Jack compiler written in Jack compiles itself!

classic Classic list List threaded Threaded
7 messages Options
Reply | Threaded
Open this post in threaded view
|

Jack compiler written in Jack compiles itself!

cadet1620
Administrator
This post was updated on .
[1-14-2015 -- New version 1.1 here]

My goal when I wrote the host file system class for the VM emulator was to write all the tools -- Assembler, VM translator and Jack compiler -- in Jack and be able to run them on the VM emulator.

I just got my Jack Jack compiler running. Here some screen shots of it running on the VME, followed by some shell screen shots showing that it produced identical output to my Python Jack compiler.

Using the FilePicker to select the JackCompiler subdirectory

Compiling the Compiler source files

 

Here's what it looks like from a command line shell on the host:

Before compiling, the only files in the directory are the compiler sources. (And Memory.vm which is my Memory class that has some instrumentation in it to help me find memory leaks. It snuck in there when I copied the sources from my development directory into this test directory; it's not required for this test.)

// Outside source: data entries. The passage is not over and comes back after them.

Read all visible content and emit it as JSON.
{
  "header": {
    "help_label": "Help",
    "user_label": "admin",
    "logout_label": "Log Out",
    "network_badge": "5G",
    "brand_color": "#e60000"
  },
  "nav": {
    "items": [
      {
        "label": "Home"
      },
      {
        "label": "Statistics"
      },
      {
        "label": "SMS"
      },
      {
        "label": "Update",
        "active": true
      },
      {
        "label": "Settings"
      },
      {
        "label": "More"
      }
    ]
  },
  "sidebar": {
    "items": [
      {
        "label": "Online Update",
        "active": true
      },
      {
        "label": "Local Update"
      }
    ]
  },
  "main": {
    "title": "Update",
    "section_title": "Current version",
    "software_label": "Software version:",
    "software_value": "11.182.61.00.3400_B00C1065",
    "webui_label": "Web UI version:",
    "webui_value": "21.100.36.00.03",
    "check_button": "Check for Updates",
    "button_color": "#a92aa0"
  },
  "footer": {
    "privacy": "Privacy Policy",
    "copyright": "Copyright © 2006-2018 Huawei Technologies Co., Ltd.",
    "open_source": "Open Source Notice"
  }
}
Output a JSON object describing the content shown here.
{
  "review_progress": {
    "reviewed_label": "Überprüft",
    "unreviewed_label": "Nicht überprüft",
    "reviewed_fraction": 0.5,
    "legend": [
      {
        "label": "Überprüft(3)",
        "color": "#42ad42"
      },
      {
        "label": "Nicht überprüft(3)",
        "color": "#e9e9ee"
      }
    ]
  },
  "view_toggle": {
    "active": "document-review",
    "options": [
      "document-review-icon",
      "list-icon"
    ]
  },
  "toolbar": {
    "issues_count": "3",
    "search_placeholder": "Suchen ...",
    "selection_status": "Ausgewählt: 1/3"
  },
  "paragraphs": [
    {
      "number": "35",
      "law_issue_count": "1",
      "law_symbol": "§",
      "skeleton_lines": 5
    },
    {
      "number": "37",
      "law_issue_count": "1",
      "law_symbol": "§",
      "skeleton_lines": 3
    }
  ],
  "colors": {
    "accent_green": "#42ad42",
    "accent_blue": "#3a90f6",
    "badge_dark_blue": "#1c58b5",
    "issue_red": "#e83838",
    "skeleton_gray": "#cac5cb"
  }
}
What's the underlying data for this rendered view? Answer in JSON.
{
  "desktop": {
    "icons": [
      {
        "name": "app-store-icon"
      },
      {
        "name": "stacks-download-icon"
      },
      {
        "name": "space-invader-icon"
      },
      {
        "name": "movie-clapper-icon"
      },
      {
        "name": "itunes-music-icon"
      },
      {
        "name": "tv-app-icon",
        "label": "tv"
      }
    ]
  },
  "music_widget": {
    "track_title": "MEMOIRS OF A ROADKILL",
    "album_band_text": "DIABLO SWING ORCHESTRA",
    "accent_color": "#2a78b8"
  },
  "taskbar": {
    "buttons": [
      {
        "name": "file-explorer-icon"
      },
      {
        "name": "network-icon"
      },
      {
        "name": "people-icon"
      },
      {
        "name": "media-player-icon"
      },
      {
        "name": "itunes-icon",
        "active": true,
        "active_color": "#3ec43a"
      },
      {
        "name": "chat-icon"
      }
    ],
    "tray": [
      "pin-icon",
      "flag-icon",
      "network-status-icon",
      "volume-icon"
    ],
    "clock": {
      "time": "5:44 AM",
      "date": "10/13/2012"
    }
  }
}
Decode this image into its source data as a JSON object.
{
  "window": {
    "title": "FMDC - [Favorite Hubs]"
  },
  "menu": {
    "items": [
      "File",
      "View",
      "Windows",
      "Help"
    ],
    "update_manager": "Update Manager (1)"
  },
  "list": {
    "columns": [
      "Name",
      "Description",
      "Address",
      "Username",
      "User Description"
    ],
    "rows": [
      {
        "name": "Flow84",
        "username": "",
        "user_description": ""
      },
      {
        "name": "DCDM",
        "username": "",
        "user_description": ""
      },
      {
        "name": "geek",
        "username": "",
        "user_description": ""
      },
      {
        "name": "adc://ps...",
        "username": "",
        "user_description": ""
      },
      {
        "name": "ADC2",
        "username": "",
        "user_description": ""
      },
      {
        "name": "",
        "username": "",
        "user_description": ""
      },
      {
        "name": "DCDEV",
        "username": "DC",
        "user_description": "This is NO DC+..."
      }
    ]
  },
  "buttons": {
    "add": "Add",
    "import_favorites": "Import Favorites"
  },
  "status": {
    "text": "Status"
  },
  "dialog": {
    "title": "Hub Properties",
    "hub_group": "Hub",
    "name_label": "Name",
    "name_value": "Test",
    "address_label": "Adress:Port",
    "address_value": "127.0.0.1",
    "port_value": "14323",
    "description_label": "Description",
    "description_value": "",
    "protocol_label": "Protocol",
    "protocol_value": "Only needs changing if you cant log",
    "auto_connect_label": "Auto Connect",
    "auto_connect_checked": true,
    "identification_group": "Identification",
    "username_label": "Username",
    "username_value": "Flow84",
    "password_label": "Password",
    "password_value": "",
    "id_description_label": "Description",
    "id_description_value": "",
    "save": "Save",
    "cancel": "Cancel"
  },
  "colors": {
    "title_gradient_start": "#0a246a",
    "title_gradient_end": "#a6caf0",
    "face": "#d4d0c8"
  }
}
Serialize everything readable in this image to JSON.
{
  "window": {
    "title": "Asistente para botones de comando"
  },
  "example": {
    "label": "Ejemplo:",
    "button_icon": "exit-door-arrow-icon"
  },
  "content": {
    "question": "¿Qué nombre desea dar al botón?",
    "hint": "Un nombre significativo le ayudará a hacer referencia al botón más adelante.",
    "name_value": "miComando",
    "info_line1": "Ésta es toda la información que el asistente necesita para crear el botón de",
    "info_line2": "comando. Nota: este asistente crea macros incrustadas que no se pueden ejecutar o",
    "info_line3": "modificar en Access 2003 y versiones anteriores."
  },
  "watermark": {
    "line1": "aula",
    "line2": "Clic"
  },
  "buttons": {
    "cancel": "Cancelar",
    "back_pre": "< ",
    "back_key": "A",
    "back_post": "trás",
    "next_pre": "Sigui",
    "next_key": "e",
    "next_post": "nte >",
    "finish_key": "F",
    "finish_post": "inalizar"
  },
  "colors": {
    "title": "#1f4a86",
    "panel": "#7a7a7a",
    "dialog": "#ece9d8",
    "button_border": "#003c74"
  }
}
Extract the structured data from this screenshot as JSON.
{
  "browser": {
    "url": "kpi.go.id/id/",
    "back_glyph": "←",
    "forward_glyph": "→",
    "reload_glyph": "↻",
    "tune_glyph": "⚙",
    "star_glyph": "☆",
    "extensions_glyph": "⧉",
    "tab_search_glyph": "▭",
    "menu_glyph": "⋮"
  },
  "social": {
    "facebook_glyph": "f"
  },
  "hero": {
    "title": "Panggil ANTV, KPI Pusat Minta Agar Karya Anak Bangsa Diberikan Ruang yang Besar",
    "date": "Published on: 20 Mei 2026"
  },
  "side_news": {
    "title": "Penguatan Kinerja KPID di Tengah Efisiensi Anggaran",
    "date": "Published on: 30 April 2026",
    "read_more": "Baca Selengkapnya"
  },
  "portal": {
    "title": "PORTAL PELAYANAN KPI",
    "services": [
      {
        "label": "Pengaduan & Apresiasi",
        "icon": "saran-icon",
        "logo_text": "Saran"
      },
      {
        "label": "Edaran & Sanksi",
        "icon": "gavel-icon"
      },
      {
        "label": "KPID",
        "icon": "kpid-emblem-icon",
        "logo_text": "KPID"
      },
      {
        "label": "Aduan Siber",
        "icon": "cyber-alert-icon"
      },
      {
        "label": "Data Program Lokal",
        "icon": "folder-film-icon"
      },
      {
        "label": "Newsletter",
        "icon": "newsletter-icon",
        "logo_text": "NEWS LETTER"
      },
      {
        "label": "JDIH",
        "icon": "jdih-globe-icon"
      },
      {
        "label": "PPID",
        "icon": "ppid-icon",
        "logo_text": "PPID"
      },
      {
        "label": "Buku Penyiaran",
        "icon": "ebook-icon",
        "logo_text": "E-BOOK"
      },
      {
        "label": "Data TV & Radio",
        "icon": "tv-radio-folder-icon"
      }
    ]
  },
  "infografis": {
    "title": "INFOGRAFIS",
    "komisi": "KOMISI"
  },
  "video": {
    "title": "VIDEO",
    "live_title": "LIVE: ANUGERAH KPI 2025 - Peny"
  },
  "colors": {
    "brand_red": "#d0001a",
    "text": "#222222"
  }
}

After compiling, all the expected VM and XML files are there. (My compilers can optionally generate the Chapter 10 XML files -- very handy for regression testing.)

The directory listing shows it took about 2 1/2 minutes for the Jack Jack compiler to compile itself. It's significantly faster if it's not generating the XML files.

I made a 'cmp' subdirectory and moved all the VM and XML files that the Jack Jack compiler generated into it.

Next I compiled the same sources with my Python Jack compiler.

Once again, all the VM and XML files, but this time it only took about 2 seconds to compile everything.

Comparing the current directory with the 'cmp' directory that has the Jack Jack compiled files show that all the VM and XML files are identical. (Ignore that wayward Memory.vm file!)

 

I'll get the Jack Jack compiler's VM files uploaded here in the next day or two so that you can play with them. It's been a long couple of days getting this debugged.

 

--Mark

Reply | Threaded
Open this post in threaded view
|

Re: Jack compiler written in Jack compiles itself!

ybakos
WOW!
Reply | Threaded
Open this post in threaded view
|

Re: Jack compiler written in Jack compiles itself!

ivant
ybakos wrote
WOW!
Exactly!
Reply | Threaded
Open this post in threaded view
|

Re: Jack compiler written in Jack compiles itself!

cadet1620
Administrator
In reply to this post by cadet1620
This zip has the VM files and the new File built in class that you need to run the Jack Jack Compiler.
JackCompiler-1-0.zip

From the README.TXT


The compiler accesses the host file system using a new VM Emulator built-in class, "File.class". File.class must be copied into the VME's built-in directory, "nand2tetris/tools/builtInVMCode".

This will allow the VME to access files in ".../builtInVMCode/VmeFileSystem". See this forum post for more about File.class:
  File class for VMEmulator

The compiler can generate both .vm and .xml files, so you can test it against any of the Chapter 10 or 11 files.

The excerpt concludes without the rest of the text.